We deserve better. I think Obama offers our best chance of getting it.--The Wise Bard
Friday, March 28, 2008
There are aspects of Wright's letter that I find distinctly uncomfortable, and I fear these are reflective of some larger issues in his character and outlook. That does not necessarily distinguish him in kind from many other religious leaders who have had inordinate (and in my view deleterious) influence through the media and directly on public officials. American public opinion is considerably more tolerant of some of these figures than of others, and it is hard to avoid the conclusion that race (along with the distinctive/minority position of certain faiths in the American context) has a not inconsiderable impact on how objectionable statements are received by the media and the public.
Wright's letter to The Times raises an additional issue worthy of discussion here. I have been a devout Times reader for more than 35 years, since my college days. It is, I think, the best we have in daily print journalism, although I have long tried to seek supplementation via numerous other sources of news--a task made much easier in this age of the "internets" (tubes, lots of tubes).
I often have occasion to reflect on the disparity in my trust in The Times (or any other news source, mainstream or otherwise--I'm picking on The Times here as exemplary of better news sources) in areas in which I am professionally or otherwise expert, and in areas I know less immediately or in depth.

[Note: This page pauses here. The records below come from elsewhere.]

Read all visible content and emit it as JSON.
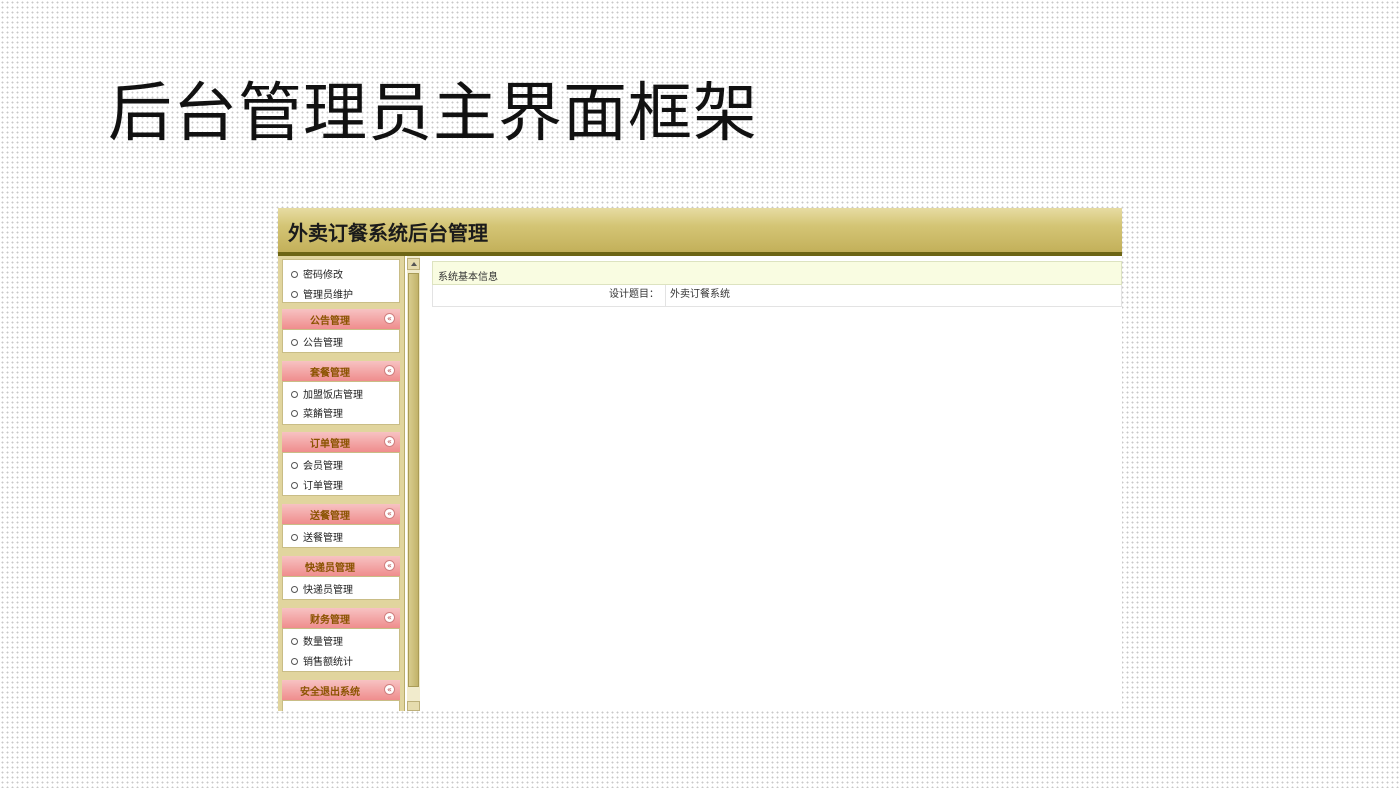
{
  "slide": {
    "title": "后台管理员主界面框架"
  },
  "app": {
    "title": "外卖订餐系统后台管理"
  },
  "sidebar": {
    "top_items": [
      "密码修改",
      "管理员维护"
    ],
    "sections": [
      {
        "title": "公告管理",
        "items": [
          "公告管理"
        ]
      },
      {
        "title": "套餐管理",
        "items": [
          "加盟饭店管理",
          "菜餚管理"
        ]
      },
      {
        "title": "订单管理",
        "items": [
          "会员管理",
          "订单管理"
        ]
      },
      {
        "title": "送餐管理",
        "items": [
          "送餐管理"
        ]
      },
      {
        "title": "快递员管理",
        "items": [
          "快递员管理"
        ]
      },
      {
        "title": "财务管理",
        "items": [
          "数量管理",
          "销售额统计"
        ]
      },
      {
        "title": "安全退出系统",
        "items": []
      }
    ],
    "collapse_glyph": "«"
  },
  "main": {
    "caption": "系统基本信息",
    "rows": [
      {
        "label": "设计题目：",
        "value": "外卖订餐系统"
      }
    ]
  }
}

Today is the 29th anniversary of the Three Mile Island nuclear accident. Digging into my deeply repressed past, I then worked for a law firm representing the owner of TMI, and had been involved in some relatively minor regulatory matters regarding the facility. On the morning of the accident, we were packing up for a trip to the facility, for a hearing on issues relating to--are you ready for this--the likelihood and potential consequences of a direct impact by a large airliner on a functioning nuclear facility.
I am mindful of the continuing obligations of confidentiality, but I think it is permissible to say that for the next year and a half, I attended and privately reported on virtually every Washington-based public meeting of regulatory agencies, Congressional committees, and the Presidential (Kemeny) Commission investigating the accident. I was a pretty highly informed listener, with a substantial sense of the overall context of the developing story. Needless to say to those who were alive then, the story got a lot of media attention (which I also followed closely). Suffice it to say, much of the media coverage got events, both large and small, badly wrong, and almost always in a sensationalistic context (even in the most "responsible" press and media). And I don't think this reflect any enormous skew or bias in my own perceptions--my job (and my personal temperament) was to get things right, in as unfiltered a fashion as possible. This included conveying bad news (of which there was a great deal) as accurately as I could, often directly to senior figures.
The experience had a lasting impact on my thinking, reinforcing perceptions dating to press coverage of student protests (including a building occupation) at Harvard in the late 1960s. I was less confident in my own perceptions as a college student, and recognized that I only had one view of the elephant on that occasion. By 1979, that had changed--I had as clear and complete a first-hand view as most anyone in one of the most covered events of its time.
The media got so much of it wrong, sometimes seriously so, with important public consequences.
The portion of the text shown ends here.